A variation of this is the belief in Invisible Pink Unicorns (IPU), whose unparalleled spiritual powers are sufficiently demonstrated by the fact that they are both invisible and pink. According to its founders, the religion is – ‘like all religions’ – based on a combination of faith and logic: that the unicorns are pink, requires a leap of faith, that they are invisible, is based on logic, since one is obviously unable to see them.
Both of the aforementioned parodies have been devised in order to counteract the influence of existing religions on politics and education. The Flying Spaghetti Monster, for instance, was invented in response to the decision of the Kansas State Board of Education to permit the teaching of Intelligent Design (ID) as an alternative to evolution in public school science classes.

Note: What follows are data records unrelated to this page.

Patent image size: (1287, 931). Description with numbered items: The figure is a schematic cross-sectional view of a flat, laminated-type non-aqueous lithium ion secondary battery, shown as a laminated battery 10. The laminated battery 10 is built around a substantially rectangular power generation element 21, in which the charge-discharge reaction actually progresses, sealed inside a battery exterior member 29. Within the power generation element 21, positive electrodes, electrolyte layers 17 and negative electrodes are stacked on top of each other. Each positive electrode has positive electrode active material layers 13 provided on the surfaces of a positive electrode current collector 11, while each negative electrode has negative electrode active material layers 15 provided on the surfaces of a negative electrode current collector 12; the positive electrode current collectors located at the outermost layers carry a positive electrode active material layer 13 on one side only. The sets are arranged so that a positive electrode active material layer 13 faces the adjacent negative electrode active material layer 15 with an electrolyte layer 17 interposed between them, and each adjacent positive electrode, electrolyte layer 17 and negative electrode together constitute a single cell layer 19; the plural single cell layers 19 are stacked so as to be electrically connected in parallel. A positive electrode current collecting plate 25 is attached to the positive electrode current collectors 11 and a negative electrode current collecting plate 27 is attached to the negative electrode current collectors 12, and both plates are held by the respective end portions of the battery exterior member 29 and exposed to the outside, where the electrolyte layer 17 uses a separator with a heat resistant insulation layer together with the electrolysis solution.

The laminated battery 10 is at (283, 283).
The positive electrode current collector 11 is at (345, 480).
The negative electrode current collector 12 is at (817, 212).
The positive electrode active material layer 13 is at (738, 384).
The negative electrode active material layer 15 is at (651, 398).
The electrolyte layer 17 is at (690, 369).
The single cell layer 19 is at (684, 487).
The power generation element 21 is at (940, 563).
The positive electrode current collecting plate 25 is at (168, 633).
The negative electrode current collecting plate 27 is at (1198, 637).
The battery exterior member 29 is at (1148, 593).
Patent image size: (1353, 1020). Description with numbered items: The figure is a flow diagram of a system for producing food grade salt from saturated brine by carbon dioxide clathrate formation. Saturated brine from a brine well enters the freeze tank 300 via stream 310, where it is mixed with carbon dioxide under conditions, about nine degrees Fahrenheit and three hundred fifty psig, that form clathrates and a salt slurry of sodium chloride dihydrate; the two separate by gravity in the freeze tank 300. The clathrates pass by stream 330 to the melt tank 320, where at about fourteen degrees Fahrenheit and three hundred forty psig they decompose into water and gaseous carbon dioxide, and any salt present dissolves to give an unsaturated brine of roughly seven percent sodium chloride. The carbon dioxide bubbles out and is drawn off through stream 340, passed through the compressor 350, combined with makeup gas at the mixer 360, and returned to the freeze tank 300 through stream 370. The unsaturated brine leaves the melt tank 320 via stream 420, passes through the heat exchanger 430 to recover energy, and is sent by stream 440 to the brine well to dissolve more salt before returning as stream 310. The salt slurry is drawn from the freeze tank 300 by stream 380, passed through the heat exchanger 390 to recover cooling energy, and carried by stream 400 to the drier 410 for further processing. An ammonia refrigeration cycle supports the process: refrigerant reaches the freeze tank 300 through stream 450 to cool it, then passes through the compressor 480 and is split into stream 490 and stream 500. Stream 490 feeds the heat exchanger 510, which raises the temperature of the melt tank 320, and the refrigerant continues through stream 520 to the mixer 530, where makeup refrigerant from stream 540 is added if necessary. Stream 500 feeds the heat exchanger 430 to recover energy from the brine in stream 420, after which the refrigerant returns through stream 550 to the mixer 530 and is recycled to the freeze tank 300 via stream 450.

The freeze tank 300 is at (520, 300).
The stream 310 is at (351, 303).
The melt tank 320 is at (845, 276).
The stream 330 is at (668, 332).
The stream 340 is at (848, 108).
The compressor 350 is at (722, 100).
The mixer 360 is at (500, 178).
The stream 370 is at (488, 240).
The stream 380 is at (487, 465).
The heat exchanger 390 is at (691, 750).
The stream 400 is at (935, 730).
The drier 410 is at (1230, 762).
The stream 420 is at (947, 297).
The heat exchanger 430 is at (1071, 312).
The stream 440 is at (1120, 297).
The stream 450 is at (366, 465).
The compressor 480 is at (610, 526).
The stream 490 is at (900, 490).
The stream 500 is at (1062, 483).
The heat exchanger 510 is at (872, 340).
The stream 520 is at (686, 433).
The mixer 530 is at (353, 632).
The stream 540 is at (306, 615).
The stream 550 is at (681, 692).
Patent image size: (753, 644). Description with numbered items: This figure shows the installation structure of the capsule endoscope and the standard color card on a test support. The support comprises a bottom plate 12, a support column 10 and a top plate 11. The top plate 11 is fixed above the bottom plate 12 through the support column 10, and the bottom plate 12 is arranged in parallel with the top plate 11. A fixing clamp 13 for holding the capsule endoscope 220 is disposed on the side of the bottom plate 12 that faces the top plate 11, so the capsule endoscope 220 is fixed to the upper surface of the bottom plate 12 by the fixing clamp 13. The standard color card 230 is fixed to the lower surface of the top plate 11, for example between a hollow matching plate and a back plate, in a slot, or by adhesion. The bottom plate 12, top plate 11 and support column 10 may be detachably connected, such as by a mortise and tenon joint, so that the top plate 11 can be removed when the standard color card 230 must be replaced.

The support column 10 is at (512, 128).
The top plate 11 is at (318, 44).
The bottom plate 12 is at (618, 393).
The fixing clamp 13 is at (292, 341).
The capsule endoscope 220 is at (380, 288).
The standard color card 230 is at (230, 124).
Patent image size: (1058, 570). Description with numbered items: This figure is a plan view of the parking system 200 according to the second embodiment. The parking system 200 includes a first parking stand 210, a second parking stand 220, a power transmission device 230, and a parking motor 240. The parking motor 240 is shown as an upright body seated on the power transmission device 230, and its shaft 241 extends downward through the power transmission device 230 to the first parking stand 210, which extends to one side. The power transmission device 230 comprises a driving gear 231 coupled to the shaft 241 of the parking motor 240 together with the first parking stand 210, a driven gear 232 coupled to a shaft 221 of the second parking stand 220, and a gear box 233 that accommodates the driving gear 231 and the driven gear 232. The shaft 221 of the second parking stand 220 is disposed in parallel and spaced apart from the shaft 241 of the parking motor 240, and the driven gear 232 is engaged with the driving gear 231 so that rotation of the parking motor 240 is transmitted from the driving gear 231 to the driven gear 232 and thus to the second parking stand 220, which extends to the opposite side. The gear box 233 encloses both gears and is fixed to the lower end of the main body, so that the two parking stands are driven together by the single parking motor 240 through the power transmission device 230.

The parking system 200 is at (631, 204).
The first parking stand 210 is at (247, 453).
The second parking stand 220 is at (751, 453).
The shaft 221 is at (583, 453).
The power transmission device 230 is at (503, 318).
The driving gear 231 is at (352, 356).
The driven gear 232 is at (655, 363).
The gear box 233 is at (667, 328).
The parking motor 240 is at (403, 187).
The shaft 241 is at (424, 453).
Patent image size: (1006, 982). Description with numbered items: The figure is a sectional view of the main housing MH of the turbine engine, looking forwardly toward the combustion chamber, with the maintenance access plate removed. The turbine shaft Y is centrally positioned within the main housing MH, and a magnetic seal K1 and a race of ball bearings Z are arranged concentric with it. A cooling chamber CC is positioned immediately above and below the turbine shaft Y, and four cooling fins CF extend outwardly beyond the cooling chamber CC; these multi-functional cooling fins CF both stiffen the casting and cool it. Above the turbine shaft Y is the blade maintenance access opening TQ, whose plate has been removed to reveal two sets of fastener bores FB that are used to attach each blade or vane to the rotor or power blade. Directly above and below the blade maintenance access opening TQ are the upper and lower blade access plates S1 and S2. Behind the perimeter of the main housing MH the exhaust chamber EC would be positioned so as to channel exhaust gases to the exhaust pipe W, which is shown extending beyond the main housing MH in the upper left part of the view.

In a satirical open letter to the Board, one Bobby Henderson demanded that the belief in the Flying Spaghetti Monster would be allotted equal time in the classrooms, alongside ID and evolution.[3] Since that time, ‘pastafarianism’ has taken on a life of its own.[4]
Satanic Sisters
The Smokers Church seems to fit in a somewhat different category of hoax religions: one aimed at obtaining privileges and/or circumventing regulations. Another example of this is the Missionary Church of Kopimism (‘copy-me-ism’), that extolls file sharing as a religious experience, seeking to justify it under that pretext. It holds CTRL+C and CTRL+V to be its sacred symbols, and its followers dress up as pirates. The religion has been officially recognized in Sweden, although the country has not legalized its ‘rite’ for the time being. It is possible however for the religion’s ordained priests to solemnize marriages.